Alessandro Michele and Franco Battiato inhabit a liminal space where Valentino’s vision meets the rhythm of music, their connection a delicate thread. Each step, aligned with the haunting ‘Passacaglia,’ unveils the beauty of fragility and the profound essence of vulnerability

Words DOMENICO COSTANTINI

We are creatures on the edge, suspended between shards of glass. Alessandro Michele and Franco Battiato walk together, invisible yet bound by a thread that stretches across time. “We are fragile,” Michele murmurs, as each step down the runway cracks Alfredo Pirri’s mirrored floor beneath. Every reflection is an illusion, every movement a risk, a possible misstep. Yet, it is precisely in this delicate balance that life’s true meaning emerges: the realization that infinity is not ours to possess. How can we exist without time, without the limits that define us?

The “Passacaglia” is their guide—a centuries-old rhythm pulsing within them both. Battiato, alongside Sgalambro, reinterprets Stefano Landi’s echo: “People are cruel, and often unfaithful.” Michele listens, absorbs, and translates it into gesture, fabric, and an immaculate show. Each step down the runway becomes an unspoken verse, oscillating between the brutal present and a longing for the past. “I wish I could go back,” sings Battiato, and Michele seems to share the sentiment, revisiting every detail, every thread, as if searching for something that slipped away. But there is no going back—only forward, step by step, through life’s Passacaglia.

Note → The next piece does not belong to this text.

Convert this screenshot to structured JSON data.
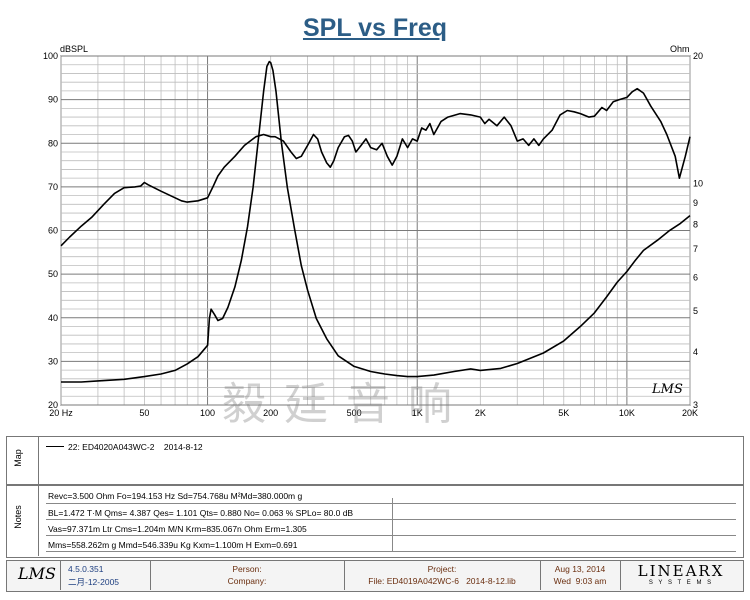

The self transforms, dissolves, reassembles. “I was in fifth grade when I stumbled into my own existence,” Battiato reflects, and within that memory, we see Michele’s hand sketching the future of Valentino, exploring the fragile line between what was and what will be. The show is a suspended space, a limbo between the fading present and the not-yet-arrived future. And yet, everything is inscribed in this eternal cycle, this continuous return without end.
Every show, every note, every step is a dance on the edge of the invisible. The Passacaglia plays on, a rhythm that persists and returns—like life itself. We are constantly exposed, walking on the razor’s edge, but it is within this vulnerability that our true essence lies.